One day I decided that I wasn’t going to run away anymore. I threw my school bag at my bully’s feet and a quick jab/ cross ended any future issues I would ever have with this guy. It only took a moment to solve all my problems. I was lucky, but it could have gone wrong in so many ways for me and it could certainly go wrong for many others who opt to try and solve their problems in this manner.
The best fight is, is no fight!
If fighting is to be avoided at all costs it is best to look at other more esoteric benefits of Martial Arts training. As a martial artist, you will be tested physically, mentally, emotionally and spiritually. You will develop a true sense of who you really are and how you should act and treat people. It is impossible for a true martial artist not to change for the better. If they do not have the will to change their bad attitudes or behaviour, they simply quit! Those with the strength to continue develop a sense of contentment in themselves. This contentment combined with the skills from years of practice and the humility learned throughout the learning process is manifested as confidence. Confidence is one of the greatest shields anybody can carry and can protect you from the attentions of any bully throughout your life.
One lesson on Bullying, I like sharing at my ‘Kung Fu 4 Kids’ classes is about the Lions in the Serengeti.
The Lions are looking through the long grass at a herd of Antelope. Who do they choose to eat? The strong buck with his head held high and watchful eyes? The young feeble ones playing happily in a group surrounded by the other larger animals? Or the Antelope outside of the group strolling around eating on his own and completely unaware of any potential danger? Its an easy choice for the Lion to make. As well as safety in numbers an outwardly appearance of confidence alone can act as a deterrent! A confident person is a happy person. Happy people are great to be around and make great friends. They speak well they make eye contact when they interact with others, they are not afraid to express themselves. They carry themselves in such a way that it is difficult for anybody to dislike them or cause them trouble.
Apart from Confidence, the core tenets of my school are ‘Kindness’, ‘Patience’ and ‘Courage’.
Kindness - This comes naturally to everyone unless there is a sense of competitiveness and insecurity. The happy and confident rarely have issues doing what is right and will automatically develop an empathy for others. Teaching empathy is a key responsibility of all parents and teachers! Developing a sensitivity to other people, their needs and feelings is one way of ensuring that your child is not the bully and doesn’t act as a bystander if they witness it.
Patience – learning any skills, whether it is Kung Fu, playing piano or swimming, will teach a person patience. It results in them learning how to be patient and tolerant of others. Having the patience to learn about others, their likes and dislikes, their backgrounds etc. and to teach them about who you are can create a more open and friendlier environment for all.

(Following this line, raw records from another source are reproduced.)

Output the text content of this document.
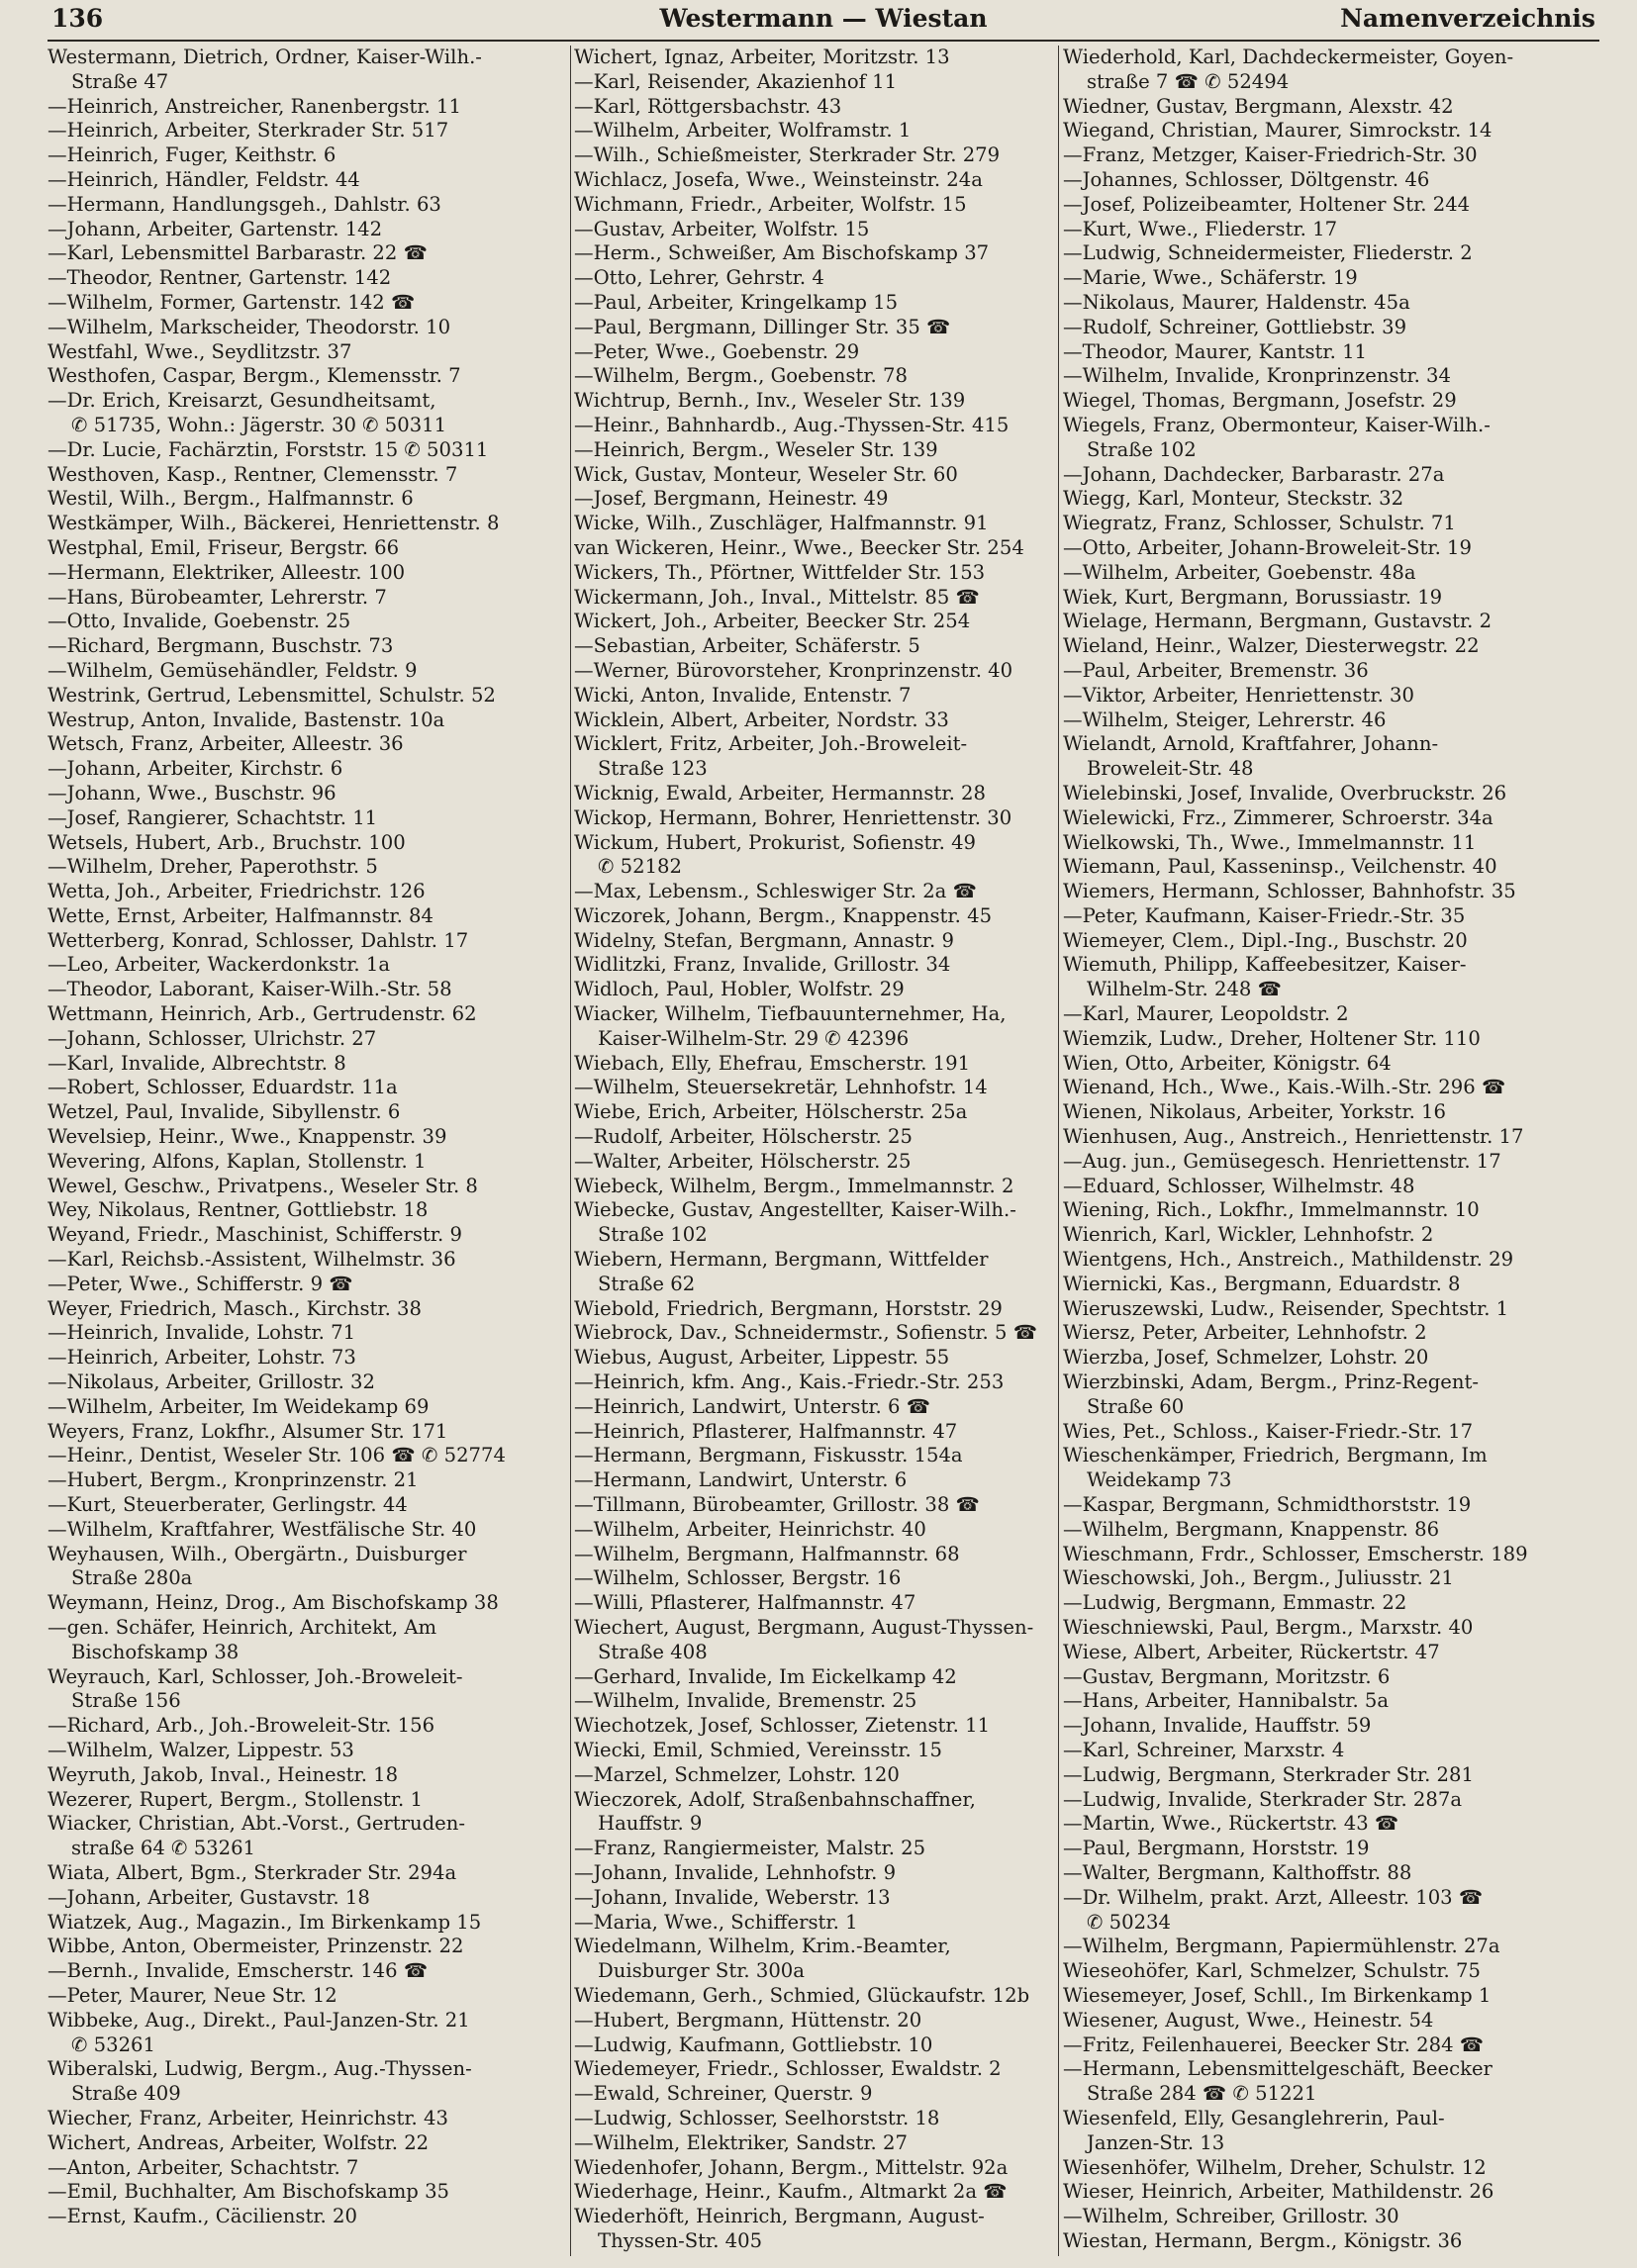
136	Westermann — Wiestan	Namenverzeichnis
Westermann, Dietrich, Ordner, Kaiser-Wilh.-
Straße 47
—Heinrich, Anstreicher, Ranenbergstr. 11
—Heinrich, Arbeiter, Sterkrader Str. 517
—Heinrich, Fuger, Keithstr. 6
—Heinrich, Händler, Feldstr. 44
—Hermann, Handlungsgeh., Dahlstr. 63
—Johann, Arbeiter, Gartenstr. 142
—Karl, Lebensmittel Barbarastr. 22 ☎
—Theodor, Rentner, Gartenstr. 142
—Wilhelm, Former, Gartenstr. 142 ☎
—Wilhelm, Markscheider, Theodorstr. 10
Westfahl, Wwe., Seydlitzstr. 37
Westhofen, Caspar, Bergm., Klemensstr. 7
—Dr. Erich, Kreisarzt, Gesundheitsamt,
✆ 51735, Wohn.: Jägerstr. 30 ✆ 50311
—Dr. Lucie, Fachärztin, Forststr. 15 ✆ 50311
Westhoven, Kasp., Rentner, Clemensstr. 7
Westil, Wilh., Bergm., Halfmannstr. 6
Westkämper, Wilh., Bäckerei, Henriettenstr. 8
Westphal, Emil, Friseur, Bergstr. 66
—Hermann, Elektriker, Alleestr. 100
—Hans, Bürobeamter, Lehrerstr. 7
—Otto, Invalide, Goebenstr. 25
—Richard, Bergmann, Buschstr. 73
—Wilhelm, Gemüsehändler, Feldstr. 9
Westrink, Gertrud, Lebensmittel, Schulstr. 52
Westrup, Anton, Invalide, Bastenstr. 10a
Wetsch, Franz, Arbeiter, Alleestr. 36
—Johann, Arbeiter, Kirchstr. 6
—Johann, Wwe., Buschstr. 96
—Josef, Rangierer, Schachtstr. 11
Wetsels, Hubert, Arb., Bruchstr. 100
—Wilhelm, Dreher, Paperothstr. 5
Wetta, Joh., Arbeiter, Friedrichstr. 126
Wette, Ernst, Arbeiter, Halfmannstr. 84
Wetterberg, Konrad, Schlosser, Dahlstr. 17
—Leo, Arbeiter, Wackerdonkstr. 1a
—Theodor, Laborant, Kaiser-Wilh.-Str. 58
Wettmann, Heinrich, Arb., Gertrudenstr. 62
—Johann, Schlosser, Ulrichstr. 27
—Karl, Invalide, Albrechtstr. 8
—Robert, Schlosser, Eduardstr. 11a
Wetzel, Paul, Invalide, Sibyllenstr. 6
Wevelsiep, Heinr., Wwe., Knappenstr. 39
Wevering, Alfons, Kaplan, Stollenstr. 1
Wewel, Geschw., Privatpens., Weseler Str. 8
Wey, Nikolaus, Rentner, Gottliebstr. 18
Weyand, Friedr., Maschinist, Schifferstr. 9
—Karl, Reichsb.-Assistent, Wilhelmstr. 36
—Peter, Wwe., Schifferstr. 9 ☎
Weyer, Friedrich, Masch., Kirchstr. 38
—Heinrich, Invalide, Lohstr. 71
—Heinrich, Arbeiter, Lohstr. 73
—Nikolaus, Arbeiter, Grillostr. 32
—Wilhelm, Arbeiter, Im Weidekamp 69
Weyers, Franz, Lokfhr., Alsumer Str. 171
—Heinr., Dentist, Weseler Str. 106 ☎ ✆ 52774
—Hubert, Bergm., Kronprinzenstr. 21
—Kurt, Steuerberater, Gerlingstr. 44
—Wilhelm, Kraftfahrer, Westfälische Str. 40
Weyhausen, Wilh., Obergärtn., Duisburger
Straße 280a
Weymann, Heinz, Drog., Am Bischofskamp 38
—gen. Schäfer, Heinrich, Architekt, Am
Bischofskamp 38
Weyrauch, Karl, Schlosser, Joh.-Broweleit-
Straße 156
—Richard, Arb., Joh.-Broweleit-Str. 156
—Wilhelm, Walzer, Lippestr. 53
Weyruth, Jakob, Inval., Heinestr. 18
Wezerer, Rupert, Bergm., Stollenstr. 1
Wiacker, Christian, Abt.-Vorst., Gertruden-
straße 64 ✆ 53261
Wiata, Albert, Bgm., Sterkrader Str. 294a
—Johann, Arbeiter, Gustavstr. 18
Wiatzek, Aug., Magazin., Im Birkenkamp 15
Wibbe, Anton, Obermeister, Prinzenstr. 22
—Bernh., Invalide, Emscherstr. 146 ☎
—Peter, Maurer, Neue Str. 12
Wibbeke, Aug., Direkt., Paul-Janzen-Str. 21
✆ 53261
Wiberalski, Ludwig, Bergm., Aug.-Thyssen-
Straße 409
Wiecher, Franz, Arbeiter, Heinrichstr. 43
Wichert, Andreas, Arbeiter, Wolfstr. 22
—Anton, Arbeiter, Schachtstr. 7
—Emil, Buchhalter, Am Bischofskamp 35
—Ernst, Kaufm., Cäcilienstr. 20
Wichert, Ignaz, Arbeiter, Moritzstr. 13
—Karl, Reisender, Akazienhof 11
—Karl, Röttgersbachstr. 43
—Wilhelm, Arbeiter, Wolframstr. 1
—Wilh., Schießmeister, Sterkrader Str. 279
Wichlacz, Josefa, Wwe., Weinsteinstr. 24a
Wichmann, Friedr., Arbeiter, Wolfstr. 15
—Gustav, Arbeiter, Wolfstr. 15
—Herm., Schweißer, Am Bischofskamp 37
—Otto, Lehrer, Gehrstr. 4
—Paul, Arbeiter, Kringelkamp 15
—Paul, Bergmann, Dillinger Str. 35 ☎
—Peter, Wwe., Goebenstr. 29
—Wilhelm, Bergm., Goebenstr. 78
Wichtrup, Bernh., Inv., Weseler Str. 139
—Heinr., Bahnhardb., Aug.-Thyssen-Str. 415
—Heinrich, Bergm., Weseler Str. 139
Wick, Gustav, Monteur, Weseler Str. 60
—Josef, Bergmann, Heinestr. 49
Wicke, Wilh., Zuschläger, Halfmannstr. 91
van Wickeren, Heinr., Wwe., Beecker Str. 254
Wickers, Th., Pförtner, Wittfelder Str. 153
Wickermann, Joh., Inval., Mittelstr. 85 ☎
Wickert, Joh., Arbeiter, Beecker Str. 254
—Sebastian, Arbeiter, Schäferstr. 5
—Werner, Bürovorsteher, Kronprinzenstr. 40
Wicki, Anton, Invalide, Entenstr. 7
Wicklein, Albert, Arbeiter, Nordstr. 33
Wicklert, Fritz, Arbeiter, Joh.-Broweleit-
Straße 123
Wicknig, Ewald, Arbeiter, Hermannstr. 28
Wickop, Hermann, Bohrer, Henriettenstr. 30
Wickum, Hubert, Prokurist, Sofienstr. 49
✆ 52182
—Max, Lebensm., Schleswiger Str. 2a ☎
Wiczorek, Johann, Bergm., Knappenstr. 45
Widelny, Stefan, Bergmann, Annastr. 9
Widlitzki, Franz, Invalide, Grillostr. 34
Widloch, Paul, Hobler, Wolfstr. 29
Wiacker, Wilhelm, Tiefbauunternehmer, Ha,
Kaiser-Wilhelm-Str. 29 ✆ 42396
Wiebach, Elly, Ehefrau, Emscherstr. 191
—Wilhelm, Steuersekretär, Lehnhofstr. 14
Wiebe, Erich, Arbeiter, Hölscherstr. 25a
—Rudolf, Arbeiter, Hölscherstr. 25
—Walter, Arbeiter, Hölscherstr. 25
Wiebeck, Wilhelm, Bergm., Immelmannstr. 2
Wiebecke, Gustav, Angestellter, Kaiser-Wilh.-
Straße 102
Wiebern, Hermann, Bergmann, Wittfelder
Straße 62
Wiebold, Friedrich, Bergmann, Horststr. 29
Wiebrock, Dav., Schneidermstr., Sofienstr. 5 ☎
Wiebus, August, Arbeiter, Lippestr. 55
—Heinrich, kfm. Ang., Kais.-Friedr.-Str. 253
—Heinrich, Landwirt, Unterstr. 6 ☎
—Heinrich, Pflasterer, Halfmannstr. 47
—Hermann, Bergmann, Fiskusstr. 154a
—Hermann, Landwirt, Unterstr. 6
—Tillmann, Bürobeamter, Grillostr. 38 ☎
—Wilhelm, Arbeiter, Heinrichstr. 40
—Wilhelm, Bergmann, Halfmannstr. 68
—Wilhelm, Schlosser, Bergstr. 16
—Willi, Pflasterer, Halfmannstr. 47
Wiechert, August, Bergmann, August-Thyssen-
Straße 408
—Gerhard, Invalide, Im Eickelkamp 42
—Wilhelm, Invalide, Bremenstr. 25
Wiechotzek, Josef, Schlosser, Zietenstr. 11
Wiecki, Emil, Schmied, Vereinsstr. 15
—Marzel, Schmelzer, Lohstr. 120
Wieczorek, Adolf, Straßenbahnschaffner,
Hauffstr. 9
—Franz, Rangiermeister, Malstr. 25
—Johann, Invalide, Lehnhofstr. 9
—Johann, Invalide, Weberstr. 13
—Maria, Wwe., Schifferstr. 1
Wiedelmann, Wilhelm, Krim.-Beamter,
Duisburger Str. 300a
Wiedemann, Gerh., Schmied, Glückaufstr. 12b
—Hubert, Bergmann, Hüttenstr. 20
—Ludwig, Kaufmann, Gottliebstr. 10
Wiedemeyer, Friedr., Schlosser, Ewaldstr. 2
—Ewald, Schreiner, Querstr. 9
—Ludwig, Schlosser, Seelhorststr. 18
—Wilhelm, Elektriker, Sandstr. 27
Wiedenhofer, Johann, Bergm., Mittelstr. 92a
Wiederhage, Heinr., Kaufm., Altmarkt 2a ☎
Wiederhöft, Heinrich, Bergmann, August-
Thyssen-Str. 405
Wiederhold, Karl, Dachdeckermeister, Goyen-
straße 7 ☎ ✆ 52494
Wiedner, Gustav, Bergmann, Alexstr. 42
Wiegand, Christian, Maurer, Simrockstr. 14
—Franz, Metzger, Kaiser-Friedrich-Str. 30
—Johannes, Schlosser, Döltgenstr. 46
—Josef, Polizeibeamter, Holtener Str. 244
—Kurt, Wwe., Fliederstr. 17
—Ludwig, Schneidermeister, Fliederstr. 2
—Marie, Wwe., Schäferstr. 19
—Nikolaus, Maurer, Haldenstr. 45a
—Rudolf, Schreiner, Gottliebstr. 39
—Theodor, Maurer, Kantstr. 11
—Wilhelm, Invalide, Kronprinzenstr. 34
Wiegel, Thomas, Bergmann, Josefstr. 29
Wiegels, Franz, Obermonteur, Kaiser-Wilh.-
Straße 102
—Johann, Dachdecker, Barbarastr. 27a
Wiegg, Karl, Monteur, Steckstr. 32
Wiegratz, Franz, Schlosser, Schulstr. 71
—Otto, Arbeiter, Johann-Broweleit-Str. 19
—Wilhelm, Arbeiter, Goebenstr. 48a
Wiek, Kurt, Bergmann, Borussiastr. 19
Wielage, Hermann, Bergmann, Gustavstr. 2
Wieland, Heinr., Walzer, Diesterwegstr. 22
—Paul, Arbeiter, Bremenstr. 36
—Viktor, Arbeiter, Henriettenstr. 30
—Wilhelm, Steiger, Lehrerstr. 46
Wielandt, Arnold, Kraftfahrer, Johann-
Broweleit-Str. 48
Wielebinski, Josef, Invalide, Overbruckstr. 26
Wielewicki, Frz., Zimmerer, Schroerstr. 34a
Wielkowski, Th., Wwe., Immelmannstr. 11
Wiemann, Paul, Kasseninsp., Veilchenstr. 40
Wiemers, Hermann, Schlosser, Bahnhofstr. 35
—Peter, Kaufmann, Kaiser-Friedr.-Str. 35
Wiemeyer, Clem., Dipl.-Ing., Buschstr. 20
Wiemuth, Philipp, Kaffeebesitzer, Kaiser-
Wilhelm-Str. 248 ☎
—Karl, Maurer, Leopoldstr. 2
Wiemzik, Ludw., Dreher, Holtener Str. 110
Wien, Otto, Arbeiter, Königstr. 64
Wienand, Hch., Wwe., Kais.-Wilh.-Str. 296 ☎
Wienen, Nikolaus, Arbeiter, Yorkstr. 16
Wienhusen, Aug., Anstreich., Henriettenstr. 17
—Aug. jun., Gemüsegesch. Henriettenstr. 17
—Eduard, Schlosser, Wilhelmstr. 48
Wiening, Rich., Lokfhr., Immelmannstr. 10
Wienrich, Karl, Wickler, Lehnhofstr. 2
Wientgens, Hch., Anstreich., Mathildenstr. 29
Wiernicki, Kas., Bergmann, Eduardstr. 8
Wieruszewski, Ludw., Reisender, Spechtstr. 1
Wiersz, Peter, Arbeiter, Lehnhofstr. 2
Wierzba, Josef, Schmelzer, Lohstr. 20
Wierzbinski, Adam, Bergm., Prinz-Regent-
Straße 60
Wies, Pet., Schloss., Kaiser-Friedr.-Str. 17
Wieschenkämper, Friedrich, Bergmann, Im
Weidekamp 73
—Kaspar, Bergmann, Schmidthorststr. 19
—Wilhelm, Bergmann, Knappenstr. 86
Wieschmann, Frdr., Schlosser, Emscherstr. 189
Wieschowski, Joh., Bergm., Juliusstr. 21
—Ludwig, Bergmann, Emmastr. 22
Wieschniewski, Paul, Bergm., Marxstr. 40
Wiese, Albert, Arbeiter, Rückertstr. 47
—Gustav, Bergmann, Moritzstr. 6
—Hans, Arbeiter, Hannibalstr. 5a
—Johann, Invalide, Hauffstr. 59
—Karl, Schreiner, Marxstr. 4
—Ludwig, Bergmann, Sterkrader Str. 281
—Ludwig, Invalide, Sterkrader Str. 287a
—Martin, Wwe., Rückertstr. 43 ☎
—Paul, Bergmann, Horststr. 19
—Walter, Bergmann, Kalthoffstr. 88
—Dr. Wilhelm, prakt. Arzt, Alleestr. 103 ☎
✆ 50234
—Wilhelm, Bergmann, Papiermühlenstr. 27a
Wieseohöfer, Karl, Schmelzer, Schulstr. 75
Wiesemeyer, Josef, Schll., Im Birkenkamp 1
Wiesener, August, Wwe., Heinestr. 54
—Fritz, Feilenhauerei, Beecker Str. 284 ☎
—Hermann, Lebensmittelgeschäft, Beecker
Straße 284 ☎ ✆ 51221
Wiesenfeld, Elly, Gesanglehrerin, Paul-
Janzen-Str. 13
Wiesenhöfer, Wilhelm, Dreher, Schulstr. 12
Wieser, Heinrich, Arbeiter, Mathildenstr. 26
—Wilhelm, Schreiber, Grillostr. 30
Wiestan, Hermann, Bergm., Königstr. 36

Courage – This is the ability to stand up for yourself, what you believe in and to help those who cannot. Have you the courage to speak out when you see someone being victimised? Can you put your arm around their shoulder and bring them some comfort? Do you fall to peer pressure and join in?
I also teach kids the A+ guide to Self-defence and there are some of the same key elements which can help in coping with bullying.
- Get help. Speak to parents, teachers etc.
- Be nice and friendly to everyone.
- Hold your head up high.
- Pay attention to what is happening around you.
- Speak directly to people with eye contact.
- If you don’t feel confident, fake it! With practice it will be easier.